Ürüne ve erişiye bakarak program değerlendirme sürecinde gözlem formunu genellikle psiko-motor becerilerinin ölçülmesinde ve eğitim durumlarının gözlenmesinde kullanılır. Beden eğitimi, müzik dersi, fen derslerinde laboratuar deneyleri, mesleki ve teknik okullarda atölye dersleri vb. ile ilgili öğretim programlarında hedeflerin büyük bir kısmı psiko-motor davranışlarla ilgilidir. Bu tip öğretim programları değerlendirilirken öğrencilerin giriş ve çıkış davranışları gözlem formu ile ölçülebilir. Psiko-motor becerilerin ölçülmesinde üç yöntem kullanılır.

a. Öğrenci, hedef alınan beceriyi icra eder; öğretmen, icra sırasında öğrencinin hareketlerini gözler ve puan taktir eder. Bu yöntem davranışın gözlenip ölçülmesidir.

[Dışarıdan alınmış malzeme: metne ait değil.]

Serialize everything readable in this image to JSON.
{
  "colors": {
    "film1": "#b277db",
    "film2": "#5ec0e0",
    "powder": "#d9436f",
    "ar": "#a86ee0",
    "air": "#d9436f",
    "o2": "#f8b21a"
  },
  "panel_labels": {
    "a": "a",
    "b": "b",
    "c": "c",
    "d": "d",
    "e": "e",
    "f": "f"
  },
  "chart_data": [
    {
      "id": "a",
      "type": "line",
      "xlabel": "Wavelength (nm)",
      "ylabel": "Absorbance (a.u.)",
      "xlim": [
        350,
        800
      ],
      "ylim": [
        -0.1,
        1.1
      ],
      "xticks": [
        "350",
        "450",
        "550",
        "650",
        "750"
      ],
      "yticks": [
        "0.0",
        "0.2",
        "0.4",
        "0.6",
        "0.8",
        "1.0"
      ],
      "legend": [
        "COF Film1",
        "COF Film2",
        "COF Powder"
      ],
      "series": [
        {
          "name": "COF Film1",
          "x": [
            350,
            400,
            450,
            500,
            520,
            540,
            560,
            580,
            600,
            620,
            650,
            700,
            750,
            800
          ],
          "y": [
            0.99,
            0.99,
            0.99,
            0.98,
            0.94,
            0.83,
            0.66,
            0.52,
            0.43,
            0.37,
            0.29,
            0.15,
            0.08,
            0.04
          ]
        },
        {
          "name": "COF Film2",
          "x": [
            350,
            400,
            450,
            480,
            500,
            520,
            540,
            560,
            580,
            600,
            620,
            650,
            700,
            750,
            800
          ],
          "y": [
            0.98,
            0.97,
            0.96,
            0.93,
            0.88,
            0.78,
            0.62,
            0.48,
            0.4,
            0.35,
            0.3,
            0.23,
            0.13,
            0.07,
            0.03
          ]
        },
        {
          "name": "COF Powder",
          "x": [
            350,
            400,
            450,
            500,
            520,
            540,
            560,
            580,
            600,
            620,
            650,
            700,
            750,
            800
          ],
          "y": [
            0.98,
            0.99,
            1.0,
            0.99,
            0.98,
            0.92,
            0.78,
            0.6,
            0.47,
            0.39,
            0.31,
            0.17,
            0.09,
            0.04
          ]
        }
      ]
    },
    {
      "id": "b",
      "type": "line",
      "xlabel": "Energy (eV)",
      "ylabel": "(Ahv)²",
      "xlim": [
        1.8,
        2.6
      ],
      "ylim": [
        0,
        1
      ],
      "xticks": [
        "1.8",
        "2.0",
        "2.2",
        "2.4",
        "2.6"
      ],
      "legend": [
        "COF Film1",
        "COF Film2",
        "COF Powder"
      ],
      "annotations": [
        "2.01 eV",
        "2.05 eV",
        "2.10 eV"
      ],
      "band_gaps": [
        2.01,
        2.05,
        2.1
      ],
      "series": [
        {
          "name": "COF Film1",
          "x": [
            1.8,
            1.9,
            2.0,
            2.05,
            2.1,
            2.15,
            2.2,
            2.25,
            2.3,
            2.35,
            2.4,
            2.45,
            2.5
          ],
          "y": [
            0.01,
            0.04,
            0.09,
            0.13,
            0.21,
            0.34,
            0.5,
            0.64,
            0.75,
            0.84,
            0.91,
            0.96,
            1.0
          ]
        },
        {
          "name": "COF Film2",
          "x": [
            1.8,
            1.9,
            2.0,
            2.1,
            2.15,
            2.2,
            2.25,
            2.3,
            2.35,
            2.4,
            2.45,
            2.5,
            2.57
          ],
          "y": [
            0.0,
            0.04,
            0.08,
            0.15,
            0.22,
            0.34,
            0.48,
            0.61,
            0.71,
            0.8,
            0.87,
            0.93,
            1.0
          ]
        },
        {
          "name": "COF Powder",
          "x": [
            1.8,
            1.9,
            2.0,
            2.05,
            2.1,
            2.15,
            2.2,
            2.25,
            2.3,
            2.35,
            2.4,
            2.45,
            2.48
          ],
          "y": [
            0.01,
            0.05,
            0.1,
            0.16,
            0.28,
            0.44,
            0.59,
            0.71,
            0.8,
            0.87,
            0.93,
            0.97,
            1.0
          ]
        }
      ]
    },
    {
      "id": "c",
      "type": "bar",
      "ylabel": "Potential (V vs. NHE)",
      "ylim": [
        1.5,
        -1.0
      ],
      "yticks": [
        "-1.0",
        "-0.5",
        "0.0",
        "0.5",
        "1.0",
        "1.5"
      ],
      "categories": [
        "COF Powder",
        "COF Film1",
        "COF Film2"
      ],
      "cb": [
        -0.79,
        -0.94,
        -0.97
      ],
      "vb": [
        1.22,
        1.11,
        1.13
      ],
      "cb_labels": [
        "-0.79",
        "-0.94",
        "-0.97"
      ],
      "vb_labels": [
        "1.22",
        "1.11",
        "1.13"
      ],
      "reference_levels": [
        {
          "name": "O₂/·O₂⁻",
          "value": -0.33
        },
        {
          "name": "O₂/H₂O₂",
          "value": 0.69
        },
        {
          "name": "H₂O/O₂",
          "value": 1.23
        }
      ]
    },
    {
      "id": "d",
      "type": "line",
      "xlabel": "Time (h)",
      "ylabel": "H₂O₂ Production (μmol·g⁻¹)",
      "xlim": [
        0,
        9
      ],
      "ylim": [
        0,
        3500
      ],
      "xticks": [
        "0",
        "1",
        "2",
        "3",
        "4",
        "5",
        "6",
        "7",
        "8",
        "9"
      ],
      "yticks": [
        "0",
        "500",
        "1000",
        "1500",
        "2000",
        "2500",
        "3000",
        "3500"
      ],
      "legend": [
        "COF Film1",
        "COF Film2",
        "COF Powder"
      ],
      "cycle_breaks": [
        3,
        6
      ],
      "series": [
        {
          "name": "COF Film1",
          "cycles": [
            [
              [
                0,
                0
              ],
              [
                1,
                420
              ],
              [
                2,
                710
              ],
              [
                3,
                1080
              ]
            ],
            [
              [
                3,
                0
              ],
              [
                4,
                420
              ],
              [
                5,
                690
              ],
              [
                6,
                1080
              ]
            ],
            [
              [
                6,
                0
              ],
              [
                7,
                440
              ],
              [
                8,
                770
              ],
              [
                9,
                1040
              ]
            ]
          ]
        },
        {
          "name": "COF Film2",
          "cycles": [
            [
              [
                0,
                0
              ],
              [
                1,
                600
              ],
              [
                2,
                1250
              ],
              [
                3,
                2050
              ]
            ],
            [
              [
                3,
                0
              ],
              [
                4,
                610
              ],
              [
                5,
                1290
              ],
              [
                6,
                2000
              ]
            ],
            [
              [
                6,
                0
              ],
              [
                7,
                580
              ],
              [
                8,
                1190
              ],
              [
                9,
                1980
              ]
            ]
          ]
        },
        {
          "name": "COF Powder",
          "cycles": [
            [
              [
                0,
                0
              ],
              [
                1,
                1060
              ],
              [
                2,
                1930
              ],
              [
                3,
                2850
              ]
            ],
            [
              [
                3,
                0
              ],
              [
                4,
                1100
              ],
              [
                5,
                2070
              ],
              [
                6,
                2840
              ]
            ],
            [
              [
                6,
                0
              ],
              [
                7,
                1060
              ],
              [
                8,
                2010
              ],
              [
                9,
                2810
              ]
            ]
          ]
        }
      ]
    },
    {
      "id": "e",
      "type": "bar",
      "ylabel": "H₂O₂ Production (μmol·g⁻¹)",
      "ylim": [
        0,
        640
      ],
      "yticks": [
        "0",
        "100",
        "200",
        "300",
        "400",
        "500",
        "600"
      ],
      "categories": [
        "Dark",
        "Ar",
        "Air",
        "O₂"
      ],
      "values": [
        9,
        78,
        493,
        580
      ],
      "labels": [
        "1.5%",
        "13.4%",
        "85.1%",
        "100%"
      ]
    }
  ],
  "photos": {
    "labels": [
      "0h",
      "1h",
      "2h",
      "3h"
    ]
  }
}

b. Öğrenci, hedef alınan beceriyi icra ederek bir beceri ürünü ortaya çıkarır. Öğretmen bu ürünü inceler ve ona puan takdir eder. Bu, yöntemde ölçülen şey ürünün mükemmelliğidir.

c. Öğrenci, hedef alınan beceriyi icra ederek bir ürün meydana getirir. Öğretmen hem ürünün oluşmasını çeşitli basamaklarda izler hem de davranışları

gözler. Her basamakta ara puanları takdir eder, sonunda da bir toplam puan verir (Erden, 1998:64).

Aslında her türlü veri toplama işlemi, bir tür gözlemdir. Ancak, inceleme kolaylığı bakımından, böyle bir birleştirme yerine, ayrı tekniklerden söz etmek daha yararlıdır. Veri toplama tekniği olarak, gözlemden, çoğu kez, karmaşık davranışların (öğretmen-öğrenci ilişkilerinin, doktor-hemşire ve doktor-hasta ilişkilerinin….) araştırılmasında; bazen de, varlık-yokluk bildiren basit (sıra ve sandalye sayıları gibi) sınıflamalı verilerin toplanmasında yararlanılabilir (Karasar, 1995:157).

4.Verilerin Çözümlenmesi ve Analizi

Uygulanan gözlem formundan elde edilen veriler kullanılarak, programın davranışa dönük etkiler bırakıp bırakmadığı ortaya konulmaya çalışılmıştır. İstatistiksel teknik olarak t testi kullanılmıştır. Verilerin çözümlenmesinde SPSS 10.0 paket programından yararlanılmıştır.